In the train he set the matter fairly and clearly before me. "I am going to this place, Charlie, on a matter of business," he said in a low tone, and without looking at me. "Old Patton, as we call him in the business, likes to make a friend of me as much as possible; I have been down here frequently. It gives me a certain position with him—smooths business generally. I can't say exactly how long I shall stop at his house; he does not come up to the office as frequently as he used to do, and there are certain matters he wants to discuss with me."

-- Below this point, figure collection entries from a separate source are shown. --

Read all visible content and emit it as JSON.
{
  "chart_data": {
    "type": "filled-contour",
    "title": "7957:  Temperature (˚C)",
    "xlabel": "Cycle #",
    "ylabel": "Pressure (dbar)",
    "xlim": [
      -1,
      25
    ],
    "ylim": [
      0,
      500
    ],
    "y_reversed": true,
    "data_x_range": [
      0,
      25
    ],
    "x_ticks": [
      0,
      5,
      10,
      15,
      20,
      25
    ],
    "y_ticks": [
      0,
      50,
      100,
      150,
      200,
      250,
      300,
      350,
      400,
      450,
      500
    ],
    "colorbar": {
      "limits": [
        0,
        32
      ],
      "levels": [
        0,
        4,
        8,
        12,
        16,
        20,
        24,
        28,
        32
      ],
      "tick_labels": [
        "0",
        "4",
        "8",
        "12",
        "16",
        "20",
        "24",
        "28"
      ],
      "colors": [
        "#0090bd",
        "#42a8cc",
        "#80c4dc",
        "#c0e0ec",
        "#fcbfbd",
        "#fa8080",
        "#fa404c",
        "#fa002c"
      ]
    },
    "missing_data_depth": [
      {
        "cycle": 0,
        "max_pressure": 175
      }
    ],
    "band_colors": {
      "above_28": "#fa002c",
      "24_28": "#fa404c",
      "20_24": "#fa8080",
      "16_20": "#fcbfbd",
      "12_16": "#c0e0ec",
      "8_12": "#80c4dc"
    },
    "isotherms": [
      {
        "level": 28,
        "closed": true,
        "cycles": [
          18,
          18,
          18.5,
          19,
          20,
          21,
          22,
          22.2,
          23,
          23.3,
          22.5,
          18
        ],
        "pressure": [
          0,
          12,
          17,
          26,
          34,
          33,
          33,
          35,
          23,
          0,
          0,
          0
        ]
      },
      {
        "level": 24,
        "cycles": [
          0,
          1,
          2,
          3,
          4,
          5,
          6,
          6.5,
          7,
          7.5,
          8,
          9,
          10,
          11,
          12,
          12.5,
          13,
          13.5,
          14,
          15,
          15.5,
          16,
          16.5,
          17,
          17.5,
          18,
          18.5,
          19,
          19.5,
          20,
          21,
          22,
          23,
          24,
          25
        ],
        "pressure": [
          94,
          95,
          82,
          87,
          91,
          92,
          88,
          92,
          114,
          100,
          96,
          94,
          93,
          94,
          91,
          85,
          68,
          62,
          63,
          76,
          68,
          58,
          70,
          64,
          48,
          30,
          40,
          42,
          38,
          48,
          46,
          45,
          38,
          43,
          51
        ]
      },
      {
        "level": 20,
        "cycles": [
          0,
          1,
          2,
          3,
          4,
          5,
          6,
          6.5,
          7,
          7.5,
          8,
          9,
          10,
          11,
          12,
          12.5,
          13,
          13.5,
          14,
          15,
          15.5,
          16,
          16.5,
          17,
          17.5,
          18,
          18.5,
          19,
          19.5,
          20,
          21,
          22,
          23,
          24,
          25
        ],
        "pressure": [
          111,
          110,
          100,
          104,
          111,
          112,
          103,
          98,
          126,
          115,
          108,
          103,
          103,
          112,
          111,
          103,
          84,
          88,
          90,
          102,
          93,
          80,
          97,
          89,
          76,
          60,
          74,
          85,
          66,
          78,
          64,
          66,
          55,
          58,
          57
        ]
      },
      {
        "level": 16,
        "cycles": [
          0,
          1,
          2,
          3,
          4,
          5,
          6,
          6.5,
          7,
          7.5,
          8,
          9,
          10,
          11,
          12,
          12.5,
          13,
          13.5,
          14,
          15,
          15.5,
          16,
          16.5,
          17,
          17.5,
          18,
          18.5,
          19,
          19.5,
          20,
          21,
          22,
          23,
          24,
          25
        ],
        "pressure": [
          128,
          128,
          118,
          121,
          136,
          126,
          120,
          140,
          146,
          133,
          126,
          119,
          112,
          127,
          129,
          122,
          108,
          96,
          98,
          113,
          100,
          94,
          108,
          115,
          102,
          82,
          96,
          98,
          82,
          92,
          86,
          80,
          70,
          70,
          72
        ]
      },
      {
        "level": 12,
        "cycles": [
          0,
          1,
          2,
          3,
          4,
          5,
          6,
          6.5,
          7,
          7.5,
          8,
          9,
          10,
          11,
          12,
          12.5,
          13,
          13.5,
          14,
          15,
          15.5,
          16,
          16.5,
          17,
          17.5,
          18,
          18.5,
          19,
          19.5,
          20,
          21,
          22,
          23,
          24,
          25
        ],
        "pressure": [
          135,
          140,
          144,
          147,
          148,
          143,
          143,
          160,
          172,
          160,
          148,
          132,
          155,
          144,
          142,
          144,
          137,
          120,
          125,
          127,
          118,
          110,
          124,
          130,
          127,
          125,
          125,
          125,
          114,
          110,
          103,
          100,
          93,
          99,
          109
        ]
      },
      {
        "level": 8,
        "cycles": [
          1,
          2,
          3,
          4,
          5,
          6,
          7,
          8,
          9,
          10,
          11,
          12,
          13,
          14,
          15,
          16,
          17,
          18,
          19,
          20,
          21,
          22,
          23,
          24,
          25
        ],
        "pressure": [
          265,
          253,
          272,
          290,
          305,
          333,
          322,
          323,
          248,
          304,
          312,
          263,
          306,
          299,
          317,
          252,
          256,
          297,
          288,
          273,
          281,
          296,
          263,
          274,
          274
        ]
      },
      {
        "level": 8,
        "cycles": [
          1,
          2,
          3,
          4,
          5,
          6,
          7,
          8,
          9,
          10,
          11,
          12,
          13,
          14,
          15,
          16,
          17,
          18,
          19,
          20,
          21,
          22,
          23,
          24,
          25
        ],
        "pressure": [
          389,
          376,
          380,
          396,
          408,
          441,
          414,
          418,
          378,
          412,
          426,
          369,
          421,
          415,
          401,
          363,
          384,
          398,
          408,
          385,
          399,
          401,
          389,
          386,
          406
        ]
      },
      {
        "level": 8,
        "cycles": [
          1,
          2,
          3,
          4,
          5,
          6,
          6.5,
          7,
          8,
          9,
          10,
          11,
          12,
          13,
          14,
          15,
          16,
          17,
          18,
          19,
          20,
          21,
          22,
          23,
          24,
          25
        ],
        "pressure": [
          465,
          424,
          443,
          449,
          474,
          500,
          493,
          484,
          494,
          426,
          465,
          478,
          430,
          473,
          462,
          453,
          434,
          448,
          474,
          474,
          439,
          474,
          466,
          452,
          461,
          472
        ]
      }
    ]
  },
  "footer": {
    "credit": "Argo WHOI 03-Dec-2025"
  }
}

"It is very kind of you to take me with you," I said; but with a grim smile he broke in on my enthusiasm.

"Oh, I'm not taking you to the house," he said, "I shall have to leave you at the George. I intend, if possible, to get an invitation for you to dinner one night—or perhaps to a luncheon; but at the moment I merely want Patton to know that you are there, and who you are. He will probably like to know that I am your guardian, and"—he hesitated for a moment as though casting about in his mind for the right word—"and responsible for you."

I have since come to think that whatever scheme was in the mind of the man then, and whatever he meant to do, his real object in taking me there, to begin with, was no deeper than that. I think he felt that it would look well that he should have the responsibility of me upon his shoulders—that it would give him an air of stability, and would cause people to think well of him—much as though he held before himself the record of a good deed as a species of shield, and cried—"This have I done—and that; judge me in the light of it."